William Raspberry has a surprisingly rational column on campaign finance in today's Washington Post. He comes awfully close to acknowledging that reform (as most reformers imagine it) is essentially a pipe-dream. It goes something like this: The political decisions that govern our lives are important to a lot of people. Therefore people are going to seek to influence elections so that good people are elected. We have ways of exercising that influence legitimately - like making campaign donations and financing issue ads. But if you take away the ability of people to make honorable efforts to advance their political ideas in the open, you end up with people who are either barred for meaningful political participation or who resort to shady, under the table tactics (an example of which, taken from the recent New Orleans mayoral race, can be round in Rob Walker's "Letter from New Orleans" column for The New Republic).

In Raspberry's own words:

"Campaign finance reform ... is an attempt to reconcile two conflicting ideas. We want our democracy in the hands of the people, but we also want our candidates and our parties to win. The former conjures up visions of volunteers in ramshackle offices, stuffing envelopes and making phone calls on behalf of their candidates. The latter -- certainly in national and statewide elections -- necessitates TV ads, polling, issues research and other things that cost a pile of money. Politicians have turned to those who can produce the money -- PACs, unions, lobbyists and well-endowed special interests ... ."

It's interesting that even as he recognizes the conflict between the desire for reform and the need to actually finance campaigns, he falls into a cliche-ridden trap.
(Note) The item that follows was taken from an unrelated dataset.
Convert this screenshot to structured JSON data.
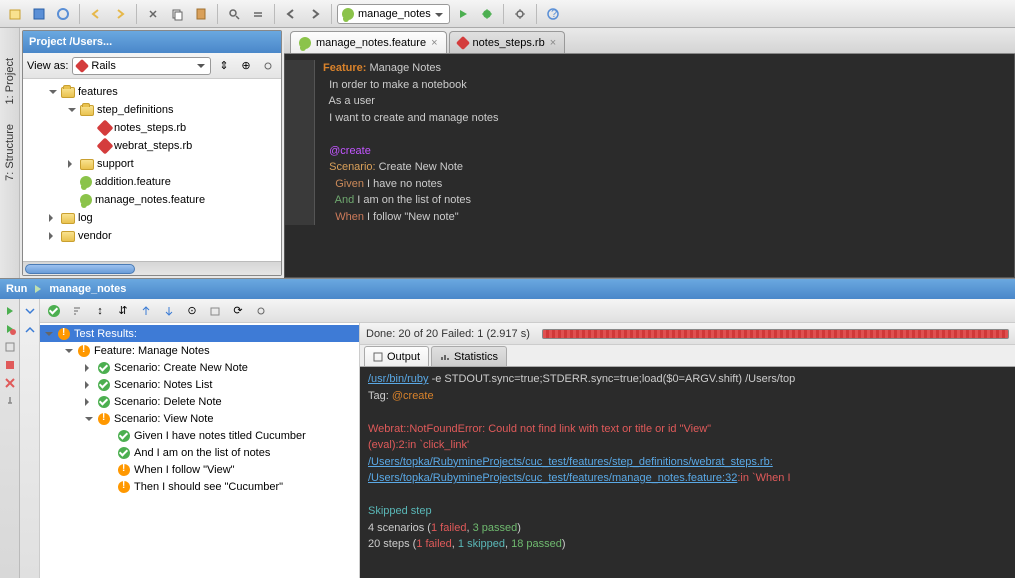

Any effort that can cast itself as grassroots must look like Raspberry's ramshackle office - volunteers stuffing presumably donated envelopes and making democratic phone calls. Low budgets = moral virtue. "TV ads, polling, and issues research," on the other hand are the kind of things that are in the hands of the special interests. Anything that is expensive must be financed by a shadowy group bent on screwing over the rest of the country for its own private gain. It never seems to enter anyone's mind that even big money can come from people of good faith who want to improve their country. Oh well - if a columnist like Raspberry can come halfway, we may be in a better place than I thought.